Corky, who is probably in his late 70s, was regaling us with stories, as people in the country often do. I relayed the story about a local potluck fundraiser that was being planned. When the health department caught wind of the plans, they suggested that the food should be prepared in an inspected commercial kitchen, rather than allowing people to bring food prepared in their own kitchens. While I understand that the health department wants to keep people safe, Corky was unimpressed.
He talked about growing up without refrigeration. They put their food into clay pots that were kept in the root cellar. This kept their food, including meat, cool. He was talking about venison (deer meat) and how much of it they ate. He said that from time to time the meat would get a fluorescent white mould on it, but his mother would wash it off and cook it, and as he pointed out he’s “still standing here today!”
Our society is becoming obsessed about things being sanitary. I’m not sure it’s such a good thing. There are lots of studies that show that kids who grow up in these ultra-sanitary environments often have immune problems later on because their immune systems haven’t had to deal with “dirt”. I also question our mass immunization programs. I’ve heard grandmothers talking about the “chicken pox parties” that their kids attended. If a kid got chicken pox they’d invite other healthy kids over to expose them. The idea was that you’d take your healthy kid over, and expose them to the chicken pox “bug” while they were young and healthy and strong. They’d get sick. Their immune system would go through all the standard processes it should… runny nose, sore throat, swollen tonsils and an all-out campaign by the child’s body to attack the invader. When it was all over the child would have anti-bodies to that disease and would have natural immunity. Chicken pox can have complications, but it’s better to be exposed to it while you’re young and healthy.
Getting jabbed with a vaccine needle circumvents many of the bodies’ natural defense mechanisms. I’m not encouraging people to go out and expose their kids to illnesses, but I’m suggesting that we should all stop being so obsessed about cleanliness and sanitation. Obviously if you’re preparing meat with the potential for e coli and all sorts of other nasty problems, this is a different matter, but I think we all worry too much about the day-to-day stuff.
A loaf of our favourite sprout bread got a bit moldy recently; probably thanks to all of the heat and humidity we’ve been experiencing. The mold was mostly on the crusts. It’s expensive bread and I really love it. So I cut off the crusts and ate it. So far, so good. In my book “Thriving During Challenging Times” I talked about testing how long canned goods last. I recently opened a can of mandarin oranges from 2005 and I’m still here. Sure their nutritional value was probably a little diminished, but they still tasted fine. I cut some mould off some cheese last week too. I know, the health department would say discard the whole block. If it’s really bad I toss it in to our compost and no doubt Morgan the Wonder Dog probably digs it out. If not Morgan, then the mother fox gets it.

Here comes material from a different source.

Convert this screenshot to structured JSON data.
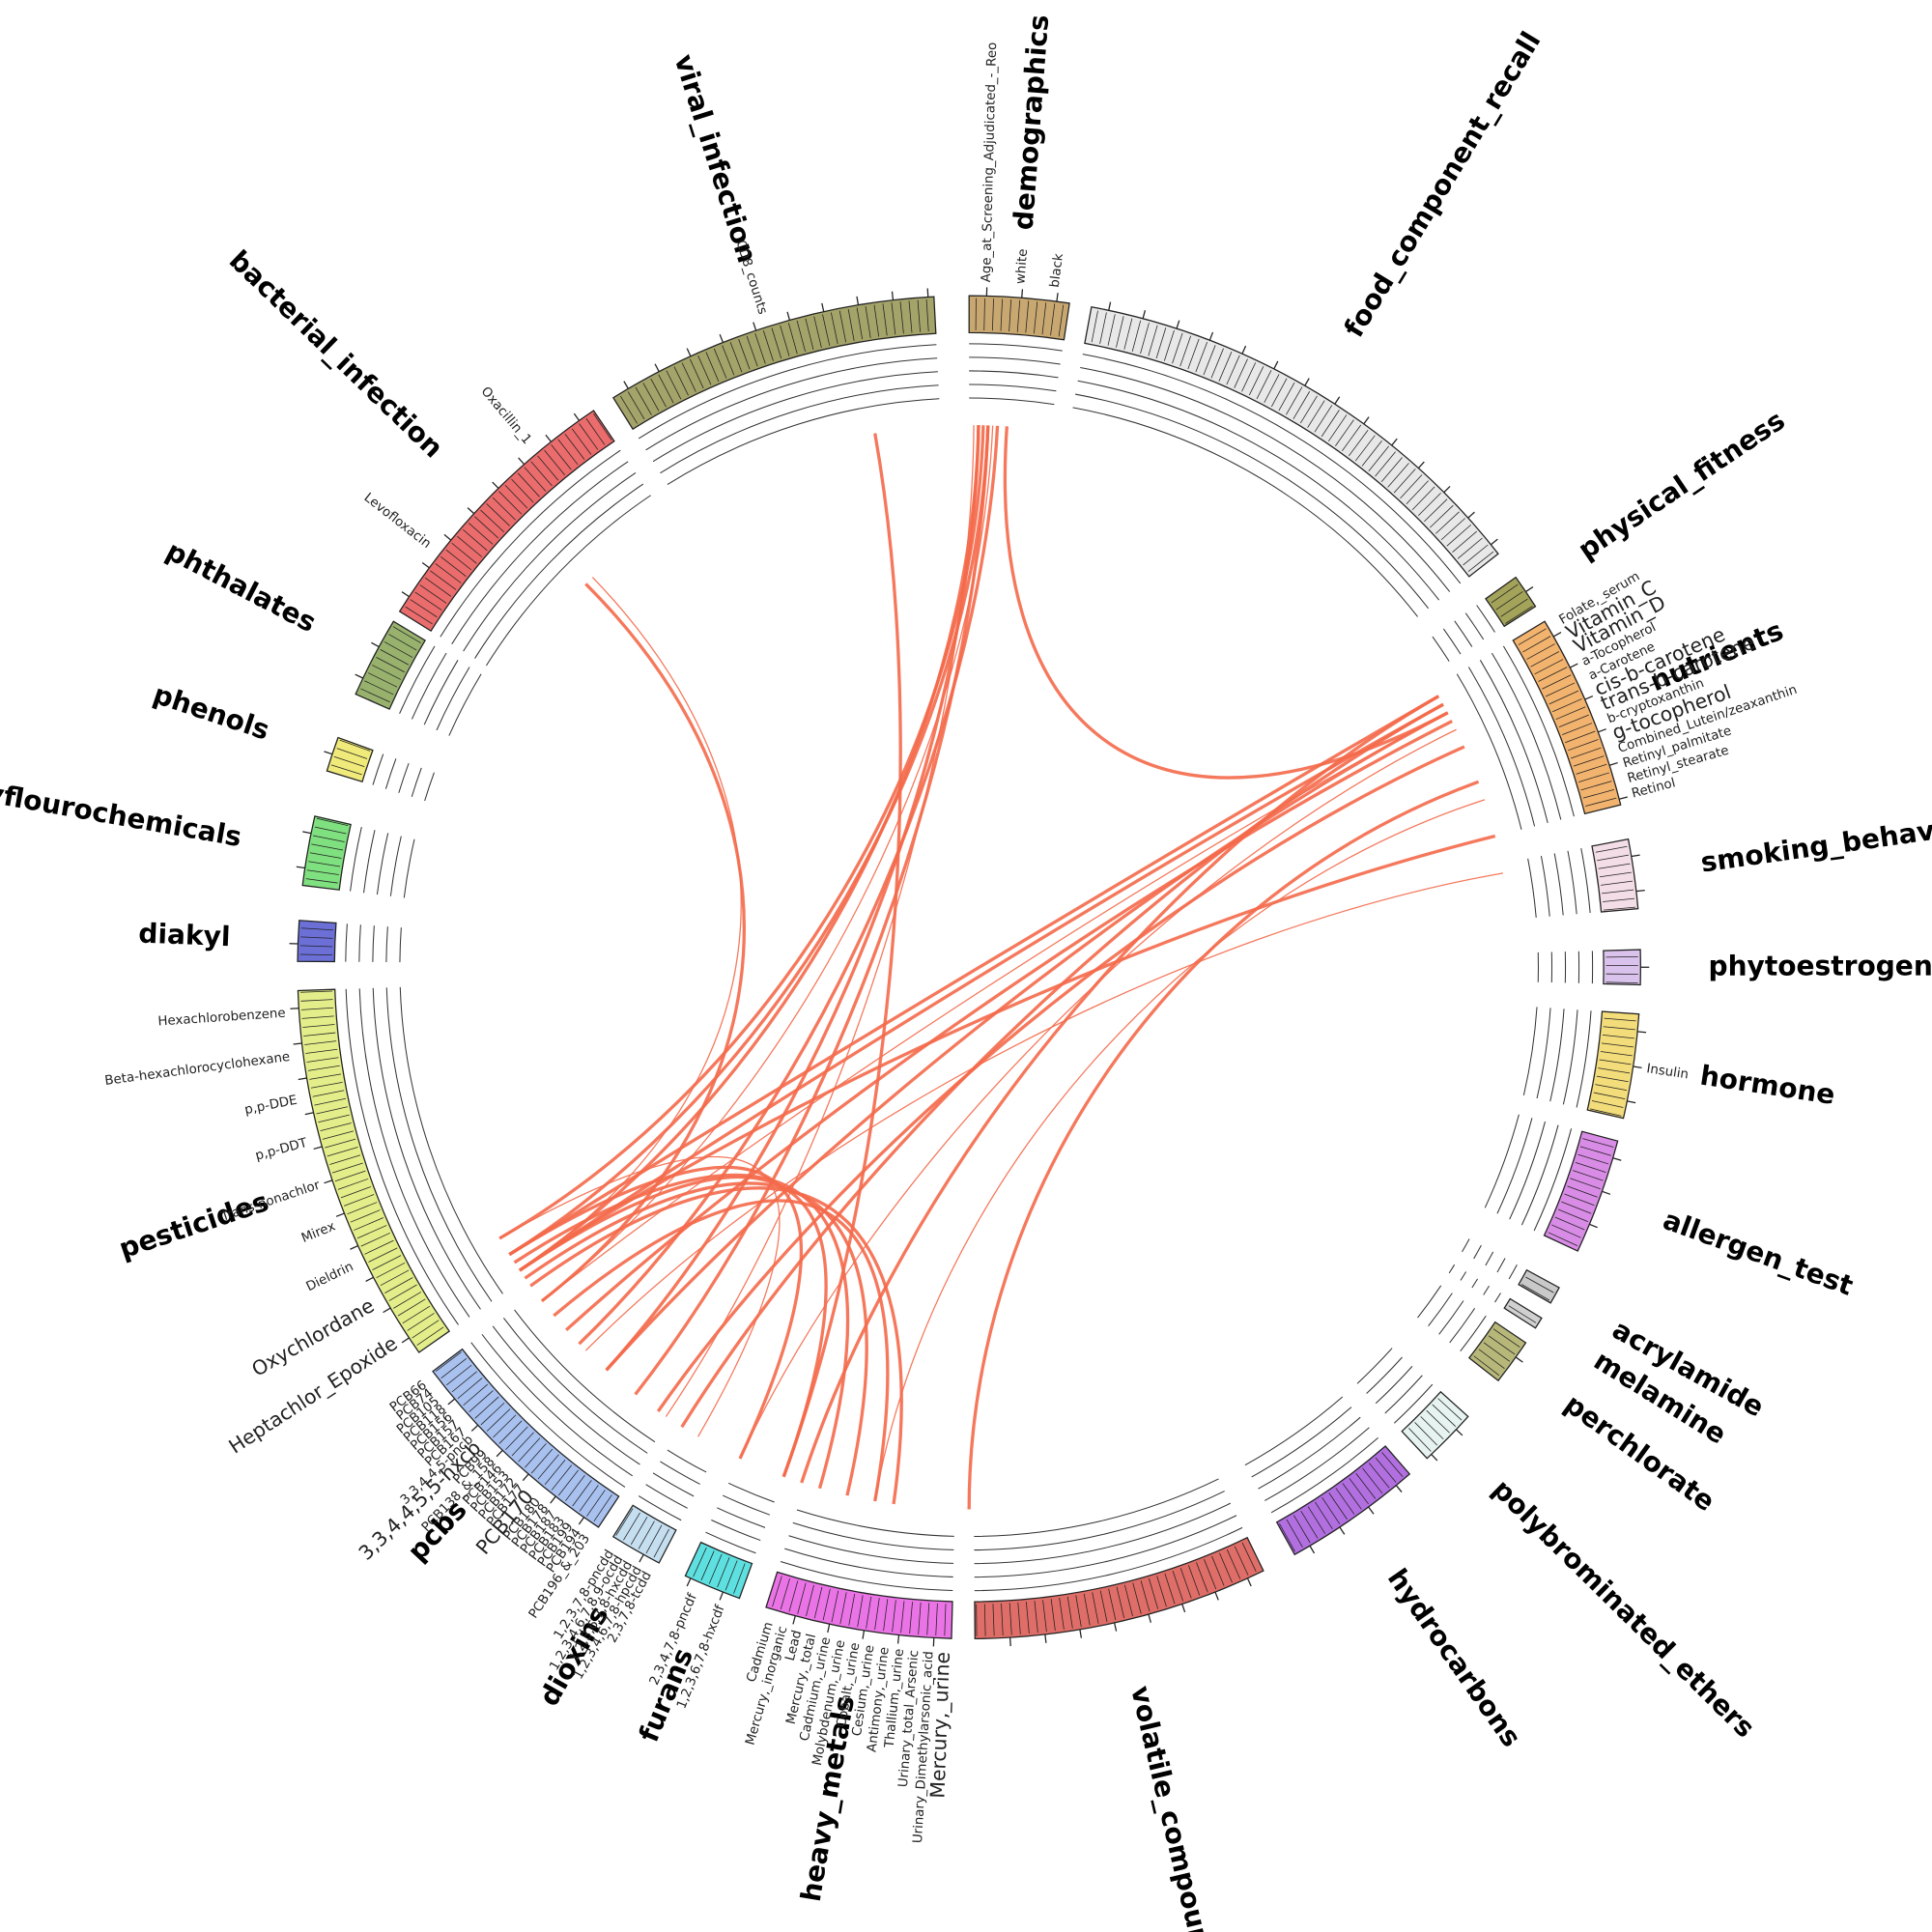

Nothing goes to waste around here.
In “The All You Can Eat Gardening Handbook” I share an interesting article from a recent issue of Discover Magazine in which they reported that by injecting the soil bacterium Mycobacterium vaccae into mice, a set of serotonin-releasing neurons in the brain were activated. Serotonin is a neurotransmitter than controls your mood and drugs that control serotonin in the body are the most commonly prescribed antidepressants. This suggests that simply inhaling M. vaccae while working in the garden can elicit a joyful state of mind. According to the study leader Christopher Lowry, “You can also ingest mycobacterium either through water sources or through eating plants—lettuce that you pick from the garden, or carrots.” I always experience an overwhelming sense of wellbeing in the garden, but I just thought it was the fresh air and time away from my computer. Apparently there is a scientific explanation for my elation!
So get out there and get dirty and stop washing your vegetables too well when you harvest stuff from the garden. Dirt is the New Prozac!
*Please note that this blog is an opinion piece and should not be taken as medical advice. If you decide to eat some moldy cheese and have crazy hallucinations like Ebenezer Scrooge in Charles Dickens’ “A Christmas Carol” I cannot be held responsible.